Однако не все прозвища героев «Диканьки» столь значимы, некоторые из них, кажется, составляют лишь предмет неприличной шутки (из-за чего на Гоголя нередко сердились критики-современники): например, имя одного из поклонников Солохи казака Свербыгуза означает буквально человека, «часто чешущего задницу», а имя парубка Кизяколупенко из этого же рассказа переводится как «колющий навоз». «У нас, не извольте гневаться — такой обычай, — предупреждал ранимых критиков Рудый Панько («рудый» значит «рыжий») в предисловии «Вечеров», — как дадут кому люди какое прозвище, то и во веки веков останется оно».
Насколько Украина, описанная Гоголем, была близка к реальности?
Почти все повести «Вечеров» так или иначе соотносятся с историческим контекстом: начиная с «Майской ночи», где мельком упоминается путешествие Екатерины II в 1787 году на юг России, заканчивая «Ночью перед Рождеством», где Екатерина II и князь Григорий Потёмкин-Таврический выступают уже полноценными действующими лицами. Это касается не только XVIII века, но XVI–XVII веков: в «Страшной мести» исторически обоснована и история пана Данила, и даже легенда о двух братьях, Иване и Петре. Всего в «Вечерах» упоминается больше десятка лиц, связанных с историей Украины, среди которых Богдан Хмельницкий, Иван Подкова, Пётр Сагайдачный, Карп Полтора-Кожуха и т. д. Благодаря историческим параллелям и множеству краеведческих подробностей создаётся ощущение, что Малороссия в «Вечерах» описана максимально реалистично, однако всё здесь не так просто.
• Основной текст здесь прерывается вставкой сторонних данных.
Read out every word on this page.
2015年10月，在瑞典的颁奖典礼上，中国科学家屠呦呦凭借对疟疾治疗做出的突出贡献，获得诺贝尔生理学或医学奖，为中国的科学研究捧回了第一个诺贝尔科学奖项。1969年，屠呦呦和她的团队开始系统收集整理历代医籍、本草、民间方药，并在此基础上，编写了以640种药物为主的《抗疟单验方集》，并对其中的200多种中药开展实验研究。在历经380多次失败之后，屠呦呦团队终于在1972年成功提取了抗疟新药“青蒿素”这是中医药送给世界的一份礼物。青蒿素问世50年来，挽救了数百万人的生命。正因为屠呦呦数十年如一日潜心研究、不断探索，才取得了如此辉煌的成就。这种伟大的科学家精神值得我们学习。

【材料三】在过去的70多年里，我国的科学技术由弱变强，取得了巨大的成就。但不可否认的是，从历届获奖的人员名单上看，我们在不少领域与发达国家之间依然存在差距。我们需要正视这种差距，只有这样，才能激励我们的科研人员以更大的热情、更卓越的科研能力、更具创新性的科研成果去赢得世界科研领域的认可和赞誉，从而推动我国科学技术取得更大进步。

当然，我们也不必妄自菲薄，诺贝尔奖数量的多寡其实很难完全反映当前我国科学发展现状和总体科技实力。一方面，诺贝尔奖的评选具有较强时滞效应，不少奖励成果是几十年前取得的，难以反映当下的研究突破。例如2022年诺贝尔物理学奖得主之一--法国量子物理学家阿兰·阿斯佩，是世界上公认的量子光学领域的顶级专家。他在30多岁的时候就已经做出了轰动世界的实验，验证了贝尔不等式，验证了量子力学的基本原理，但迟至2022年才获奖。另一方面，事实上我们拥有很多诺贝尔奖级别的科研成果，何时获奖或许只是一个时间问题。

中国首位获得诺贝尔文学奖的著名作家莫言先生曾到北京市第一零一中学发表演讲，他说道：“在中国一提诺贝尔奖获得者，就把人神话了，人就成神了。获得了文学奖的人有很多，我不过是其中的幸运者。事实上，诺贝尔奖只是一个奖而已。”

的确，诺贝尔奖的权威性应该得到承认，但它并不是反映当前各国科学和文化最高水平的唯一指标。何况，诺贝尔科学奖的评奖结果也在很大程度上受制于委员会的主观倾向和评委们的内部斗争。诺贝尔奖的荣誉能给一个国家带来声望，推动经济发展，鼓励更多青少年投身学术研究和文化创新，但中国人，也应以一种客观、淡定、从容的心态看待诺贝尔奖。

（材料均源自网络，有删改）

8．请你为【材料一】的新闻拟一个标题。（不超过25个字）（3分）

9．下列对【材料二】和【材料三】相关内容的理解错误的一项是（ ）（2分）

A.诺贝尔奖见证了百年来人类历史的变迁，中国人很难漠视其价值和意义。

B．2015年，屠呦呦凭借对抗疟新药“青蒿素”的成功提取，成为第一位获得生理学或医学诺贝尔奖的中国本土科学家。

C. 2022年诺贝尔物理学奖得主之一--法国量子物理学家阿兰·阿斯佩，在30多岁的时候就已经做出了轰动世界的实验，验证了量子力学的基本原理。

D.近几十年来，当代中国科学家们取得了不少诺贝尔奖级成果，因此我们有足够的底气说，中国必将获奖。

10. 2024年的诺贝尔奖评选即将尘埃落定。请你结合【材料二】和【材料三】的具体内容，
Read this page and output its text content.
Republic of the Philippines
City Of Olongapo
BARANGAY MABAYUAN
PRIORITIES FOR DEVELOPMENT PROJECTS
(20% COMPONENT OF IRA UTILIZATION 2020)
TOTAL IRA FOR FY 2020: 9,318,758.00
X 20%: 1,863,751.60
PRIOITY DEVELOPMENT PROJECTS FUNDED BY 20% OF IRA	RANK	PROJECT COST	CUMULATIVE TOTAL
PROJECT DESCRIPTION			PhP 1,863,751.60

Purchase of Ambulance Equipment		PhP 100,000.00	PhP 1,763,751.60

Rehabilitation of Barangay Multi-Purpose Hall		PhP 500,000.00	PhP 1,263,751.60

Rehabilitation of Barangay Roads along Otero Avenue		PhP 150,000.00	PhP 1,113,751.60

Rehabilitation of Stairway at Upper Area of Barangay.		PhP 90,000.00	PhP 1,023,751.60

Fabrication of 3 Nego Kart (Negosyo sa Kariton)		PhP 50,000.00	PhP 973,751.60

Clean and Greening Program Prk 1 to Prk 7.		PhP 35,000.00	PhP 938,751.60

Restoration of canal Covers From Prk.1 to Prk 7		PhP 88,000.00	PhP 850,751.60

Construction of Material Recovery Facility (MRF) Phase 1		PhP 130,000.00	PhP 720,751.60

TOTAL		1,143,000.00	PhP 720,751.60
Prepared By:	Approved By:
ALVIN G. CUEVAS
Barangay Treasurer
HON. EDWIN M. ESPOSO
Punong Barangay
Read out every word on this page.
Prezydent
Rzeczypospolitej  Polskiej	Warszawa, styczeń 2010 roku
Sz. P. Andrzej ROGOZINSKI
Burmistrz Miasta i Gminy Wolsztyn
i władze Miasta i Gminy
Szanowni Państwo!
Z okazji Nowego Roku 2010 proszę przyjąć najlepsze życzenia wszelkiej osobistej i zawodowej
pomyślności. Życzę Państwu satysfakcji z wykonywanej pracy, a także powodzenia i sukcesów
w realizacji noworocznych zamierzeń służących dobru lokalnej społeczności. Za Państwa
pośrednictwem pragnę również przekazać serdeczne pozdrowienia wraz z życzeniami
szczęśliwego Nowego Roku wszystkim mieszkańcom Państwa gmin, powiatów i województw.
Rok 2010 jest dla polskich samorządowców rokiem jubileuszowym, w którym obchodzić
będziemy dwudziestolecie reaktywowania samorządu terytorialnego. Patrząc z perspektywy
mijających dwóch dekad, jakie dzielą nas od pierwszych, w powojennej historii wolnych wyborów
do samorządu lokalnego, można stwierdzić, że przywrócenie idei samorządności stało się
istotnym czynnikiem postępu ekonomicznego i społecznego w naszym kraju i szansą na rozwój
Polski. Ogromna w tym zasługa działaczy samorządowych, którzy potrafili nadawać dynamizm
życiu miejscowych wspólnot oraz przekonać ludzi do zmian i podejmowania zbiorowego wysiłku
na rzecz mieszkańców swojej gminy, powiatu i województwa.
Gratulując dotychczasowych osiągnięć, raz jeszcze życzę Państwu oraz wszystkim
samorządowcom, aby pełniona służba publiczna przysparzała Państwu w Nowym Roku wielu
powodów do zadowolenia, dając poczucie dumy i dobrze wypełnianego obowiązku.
Буквально сразу же после выхода книги Гоголя начали критиковать за недостоверность изображения родного края: Андрей Стороженко под псевдонимом Андрий Царынный опубликовал обстоятельный разбор под названием «Мысли малороссиянина, по прочтении повестей пасичника Рудого Панька, изданных им в книжке под заглавием «Вечера на хуторе близ Диканьки», и рецензий на оныя», в нём он отметил множество языковых ошибок (например, неправильность использования обращения «пан») и несообразностей в поведении героев. Странным ему показался поступок Грицька в «Сорочинской ярмарке», просто так обругавшего пожилую незнакомую женщину («так бесчинствуют одни лишь горькие пьяницы…»), а также раскованность Параски, обнимающейся на ярмарке с разгульным парубком, который до этого запустил ком грязи в её мачеху («у нас всякая молоденькая девушка имеет стыд и страх Божий»). В 1861 году с похожей критикой выступил поэт Пантелеймон Кулиш, он счёл неправдоподобным сцену сватовства в «Сорочинской ярмарке», время свадьбы (их обычно играют осенью и зимой, поскольку август занят уборкой урожая), да и само описание свадьбы. Однако аномальность поведения героев в этой повести вполне может быть частью авторского замысла: согласно одной из трактовок, Параска выходит замуж не за удалого парубка, а за чёрта (имя Грицько, сокращённое от Григорий, в ту пору служило одним из обозначений чёрта), не зря разудалая весёлость происходящего отдаётся в конце повести тоскливым эхом.
Украинские публицисты отмечали, что «Вечера», как правило, не находят отклика в среде простого народа, читатели видят в них «неправду житьёву» 11 . Такое представление, кстати, отразилось в «Братьях Карамазовых» Достоевского, в сцене, где Фёдор Павлович даёт почитать гоголевскую книжку юному Смердякову:
Малый прочёл, но остался недоволен, ни разу не усмехнулся, напротив, кончил нахмурившись.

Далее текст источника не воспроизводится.